Dear all,
that's probably a trivial problem but I couldn't solve it and I need some suggestions.
I have (for curious people, below I explain why) a file with periodic coordinates, ie the content of "many" contiguous unit cells whose asymmetric unit is a point. Can you suggest a program able to define unit cell and space group? I hope I explained myself...
Thanks a lot!!


The framework:
I have communication problems with some physicist collaborators. I xtallised ferritin loaded with metal nanoparticles and they made some magnetic characterization on it. They asked me the cell parameters and I gave it (C2221). Then I realized that what they need is the directed distance between the metal nanoparticles. The problem is that the asymmetric unit is one ferritin and half, moreover the protein is a chiral/oriented object but the particle inside is not so, for their purposes, I think that the symmetry is different than mine. I told them but they don't understand me! They think that the cell, being base centred orthorhombic, implies that there is just a ferritin at each edge and at base centre.
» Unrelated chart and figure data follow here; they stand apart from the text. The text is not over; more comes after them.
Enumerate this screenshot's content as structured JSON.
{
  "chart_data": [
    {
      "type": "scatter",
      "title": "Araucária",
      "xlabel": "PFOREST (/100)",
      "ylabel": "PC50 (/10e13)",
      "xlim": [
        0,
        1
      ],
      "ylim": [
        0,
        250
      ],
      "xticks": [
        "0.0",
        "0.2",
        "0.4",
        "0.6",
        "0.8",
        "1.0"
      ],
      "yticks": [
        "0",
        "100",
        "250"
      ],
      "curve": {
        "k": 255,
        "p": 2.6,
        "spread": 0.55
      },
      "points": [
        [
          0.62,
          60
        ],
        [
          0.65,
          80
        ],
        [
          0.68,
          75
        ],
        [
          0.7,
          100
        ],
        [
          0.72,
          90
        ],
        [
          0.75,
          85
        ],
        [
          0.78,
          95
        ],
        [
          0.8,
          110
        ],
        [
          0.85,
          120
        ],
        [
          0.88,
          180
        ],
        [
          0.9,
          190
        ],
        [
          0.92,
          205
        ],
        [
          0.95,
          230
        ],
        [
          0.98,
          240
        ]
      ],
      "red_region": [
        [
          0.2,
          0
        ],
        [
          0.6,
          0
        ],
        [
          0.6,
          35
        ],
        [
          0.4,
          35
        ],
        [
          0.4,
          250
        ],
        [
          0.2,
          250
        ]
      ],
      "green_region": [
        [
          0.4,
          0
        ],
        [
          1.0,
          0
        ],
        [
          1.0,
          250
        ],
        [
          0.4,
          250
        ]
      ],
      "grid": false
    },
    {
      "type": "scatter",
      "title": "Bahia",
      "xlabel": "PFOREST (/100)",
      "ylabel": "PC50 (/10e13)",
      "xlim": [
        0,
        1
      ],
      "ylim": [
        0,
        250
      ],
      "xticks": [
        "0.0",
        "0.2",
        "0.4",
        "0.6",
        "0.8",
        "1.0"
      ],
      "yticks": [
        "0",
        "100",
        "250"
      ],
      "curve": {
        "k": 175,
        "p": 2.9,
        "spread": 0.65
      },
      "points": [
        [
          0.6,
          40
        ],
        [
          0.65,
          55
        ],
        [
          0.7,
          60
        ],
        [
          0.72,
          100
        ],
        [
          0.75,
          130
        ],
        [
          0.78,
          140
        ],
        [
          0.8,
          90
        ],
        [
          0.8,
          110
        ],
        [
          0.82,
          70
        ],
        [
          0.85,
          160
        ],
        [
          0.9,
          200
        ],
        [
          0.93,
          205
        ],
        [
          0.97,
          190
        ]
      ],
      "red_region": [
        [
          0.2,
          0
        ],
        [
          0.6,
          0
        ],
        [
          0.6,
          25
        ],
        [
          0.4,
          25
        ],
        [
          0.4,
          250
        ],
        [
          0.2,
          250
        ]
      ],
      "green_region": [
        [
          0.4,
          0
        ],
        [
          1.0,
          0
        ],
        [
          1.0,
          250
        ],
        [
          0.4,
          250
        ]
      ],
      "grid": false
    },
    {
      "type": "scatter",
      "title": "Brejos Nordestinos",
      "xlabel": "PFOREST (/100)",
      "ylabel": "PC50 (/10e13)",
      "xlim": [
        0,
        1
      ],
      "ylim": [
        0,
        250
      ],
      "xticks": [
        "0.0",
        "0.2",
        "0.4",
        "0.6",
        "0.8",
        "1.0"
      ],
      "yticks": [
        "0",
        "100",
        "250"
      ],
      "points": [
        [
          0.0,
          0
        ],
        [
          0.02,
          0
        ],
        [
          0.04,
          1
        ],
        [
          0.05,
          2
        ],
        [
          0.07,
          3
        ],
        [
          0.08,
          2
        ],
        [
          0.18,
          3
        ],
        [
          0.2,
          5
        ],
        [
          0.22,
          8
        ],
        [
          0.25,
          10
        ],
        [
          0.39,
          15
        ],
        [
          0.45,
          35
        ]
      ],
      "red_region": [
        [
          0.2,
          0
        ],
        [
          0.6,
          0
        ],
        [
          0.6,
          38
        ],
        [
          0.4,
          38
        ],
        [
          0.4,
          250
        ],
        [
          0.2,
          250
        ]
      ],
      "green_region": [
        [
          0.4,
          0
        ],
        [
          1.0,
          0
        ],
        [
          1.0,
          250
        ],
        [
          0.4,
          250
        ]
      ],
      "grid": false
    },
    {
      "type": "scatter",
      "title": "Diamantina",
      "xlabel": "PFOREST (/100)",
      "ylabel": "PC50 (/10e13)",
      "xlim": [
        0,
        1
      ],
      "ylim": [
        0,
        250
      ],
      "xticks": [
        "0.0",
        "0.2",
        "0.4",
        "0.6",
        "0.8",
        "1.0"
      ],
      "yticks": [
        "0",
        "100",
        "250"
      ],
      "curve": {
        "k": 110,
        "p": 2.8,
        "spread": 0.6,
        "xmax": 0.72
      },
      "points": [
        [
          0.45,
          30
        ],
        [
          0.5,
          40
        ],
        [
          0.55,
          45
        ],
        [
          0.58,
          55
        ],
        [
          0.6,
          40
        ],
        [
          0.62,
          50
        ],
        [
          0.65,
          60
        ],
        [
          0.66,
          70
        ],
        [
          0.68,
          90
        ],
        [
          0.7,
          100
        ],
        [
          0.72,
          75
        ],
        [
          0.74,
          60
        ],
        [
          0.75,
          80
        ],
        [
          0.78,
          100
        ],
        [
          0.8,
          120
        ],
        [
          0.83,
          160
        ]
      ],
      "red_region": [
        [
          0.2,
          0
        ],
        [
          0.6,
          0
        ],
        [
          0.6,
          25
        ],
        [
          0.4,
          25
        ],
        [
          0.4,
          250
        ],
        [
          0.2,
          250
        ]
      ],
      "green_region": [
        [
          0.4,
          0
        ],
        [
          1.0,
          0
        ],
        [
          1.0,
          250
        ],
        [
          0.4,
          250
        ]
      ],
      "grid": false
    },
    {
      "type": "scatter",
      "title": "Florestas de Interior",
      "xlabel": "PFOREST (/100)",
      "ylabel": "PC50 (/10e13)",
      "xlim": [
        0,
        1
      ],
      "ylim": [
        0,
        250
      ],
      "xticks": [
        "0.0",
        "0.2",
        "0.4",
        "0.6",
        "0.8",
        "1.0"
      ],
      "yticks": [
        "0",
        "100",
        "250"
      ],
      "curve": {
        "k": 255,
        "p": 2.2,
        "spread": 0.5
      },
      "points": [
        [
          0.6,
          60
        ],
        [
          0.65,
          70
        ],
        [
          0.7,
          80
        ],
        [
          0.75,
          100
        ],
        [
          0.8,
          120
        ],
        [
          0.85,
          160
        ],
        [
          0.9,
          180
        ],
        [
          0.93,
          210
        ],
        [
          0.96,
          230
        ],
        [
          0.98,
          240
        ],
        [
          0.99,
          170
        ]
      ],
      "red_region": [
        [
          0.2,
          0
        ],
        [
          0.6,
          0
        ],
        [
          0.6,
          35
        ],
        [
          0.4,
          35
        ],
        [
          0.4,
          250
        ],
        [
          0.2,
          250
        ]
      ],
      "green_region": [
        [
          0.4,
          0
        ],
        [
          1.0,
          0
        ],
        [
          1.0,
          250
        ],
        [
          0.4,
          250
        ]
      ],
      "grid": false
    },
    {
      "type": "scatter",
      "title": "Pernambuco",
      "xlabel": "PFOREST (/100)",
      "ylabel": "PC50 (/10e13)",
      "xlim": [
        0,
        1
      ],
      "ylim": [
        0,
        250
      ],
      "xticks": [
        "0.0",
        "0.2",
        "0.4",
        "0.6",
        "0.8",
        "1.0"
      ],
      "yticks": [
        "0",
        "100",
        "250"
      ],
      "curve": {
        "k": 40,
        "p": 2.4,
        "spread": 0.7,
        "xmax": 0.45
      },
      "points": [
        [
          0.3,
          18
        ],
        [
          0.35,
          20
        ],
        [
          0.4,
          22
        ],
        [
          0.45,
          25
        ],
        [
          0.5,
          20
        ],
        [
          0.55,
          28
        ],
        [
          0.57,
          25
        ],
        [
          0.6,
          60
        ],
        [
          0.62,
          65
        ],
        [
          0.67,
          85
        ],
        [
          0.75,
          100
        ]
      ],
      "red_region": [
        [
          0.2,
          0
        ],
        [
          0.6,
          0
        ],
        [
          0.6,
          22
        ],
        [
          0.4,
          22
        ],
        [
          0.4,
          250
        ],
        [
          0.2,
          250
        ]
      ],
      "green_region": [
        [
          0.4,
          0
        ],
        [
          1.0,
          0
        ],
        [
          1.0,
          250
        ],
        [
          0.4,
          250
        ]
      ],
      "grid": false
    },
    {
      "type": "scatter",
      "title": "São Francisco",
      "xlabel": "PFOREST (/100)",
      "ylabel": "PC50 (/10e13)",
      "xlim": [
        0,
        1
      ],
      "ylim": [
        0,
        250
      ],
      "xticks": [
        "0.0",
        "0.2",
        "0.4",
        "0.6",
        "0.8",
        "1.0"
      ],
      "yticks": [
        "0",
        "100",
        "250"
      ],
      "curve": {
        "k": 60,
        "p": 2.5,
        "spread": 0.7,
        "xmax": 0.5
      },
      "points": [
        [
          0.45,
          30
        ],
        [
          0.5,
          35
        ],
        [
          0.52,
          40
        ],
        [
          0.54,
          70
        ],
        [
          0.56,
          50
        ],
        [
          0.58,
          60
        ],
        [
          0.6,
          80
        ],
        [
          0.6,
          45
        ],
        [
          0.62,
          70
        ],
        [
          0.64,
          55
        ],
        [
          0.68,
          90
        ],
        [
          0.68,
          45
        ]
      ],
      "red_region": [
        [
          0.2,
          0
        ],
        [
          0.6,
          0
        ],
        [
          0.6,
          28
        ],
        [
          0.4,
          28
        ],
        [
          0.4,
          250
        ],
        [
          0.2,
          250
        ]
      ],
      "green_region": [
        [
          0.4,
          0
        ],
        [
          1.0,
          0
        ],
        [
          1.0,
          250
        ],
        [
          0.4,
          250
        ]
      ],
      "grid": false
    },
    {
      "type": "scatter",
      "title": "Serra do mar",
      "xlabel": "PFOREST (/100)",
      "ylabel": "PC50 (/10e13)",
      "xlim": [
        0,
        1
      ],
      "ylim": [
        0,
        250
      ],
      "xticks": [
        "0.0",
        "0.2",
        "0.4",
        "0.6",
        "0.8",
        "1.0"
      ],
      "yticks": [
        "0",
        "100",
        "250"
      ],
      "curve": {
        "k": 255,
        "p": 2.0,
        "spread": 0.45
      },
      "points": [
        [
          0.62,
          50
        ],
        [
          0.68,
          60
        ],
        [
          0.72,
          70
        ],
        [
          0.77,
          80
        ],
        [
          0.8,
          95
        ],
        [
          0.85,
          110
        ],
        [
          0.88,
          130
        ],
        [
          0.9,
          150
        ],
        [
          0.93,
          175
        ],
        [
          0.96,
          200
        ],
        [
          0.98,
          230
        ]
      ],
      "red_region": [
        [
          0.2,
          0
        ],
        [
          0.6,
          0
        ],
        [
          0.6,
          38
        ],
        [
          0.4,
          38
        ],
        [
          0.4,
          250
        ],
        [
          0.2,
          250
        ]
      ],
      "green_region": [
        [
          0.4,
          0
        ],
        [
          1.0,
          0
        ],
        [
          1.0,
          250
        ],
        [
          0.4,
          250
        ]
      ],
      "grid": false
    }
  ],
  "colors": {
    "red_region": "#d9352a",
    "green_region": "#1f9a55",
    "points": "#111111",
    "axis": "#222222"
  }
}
In an attempt to better describe the system, I used pymol to put a pseudoatom at the center of each ferritin and saved the coordinates. I sent them the coordinates and some explanatory pictures but they can't figure how the symmetry of protein lattice can be different than that of the metal particles lattice. Moreover, they do not understand why spherically symmetrical protein crystallizes in anything different from cubic lattice.  I give up! I'd like to find the cell from the point of view of the metal particle, ask them to do their calculation on it and make a point.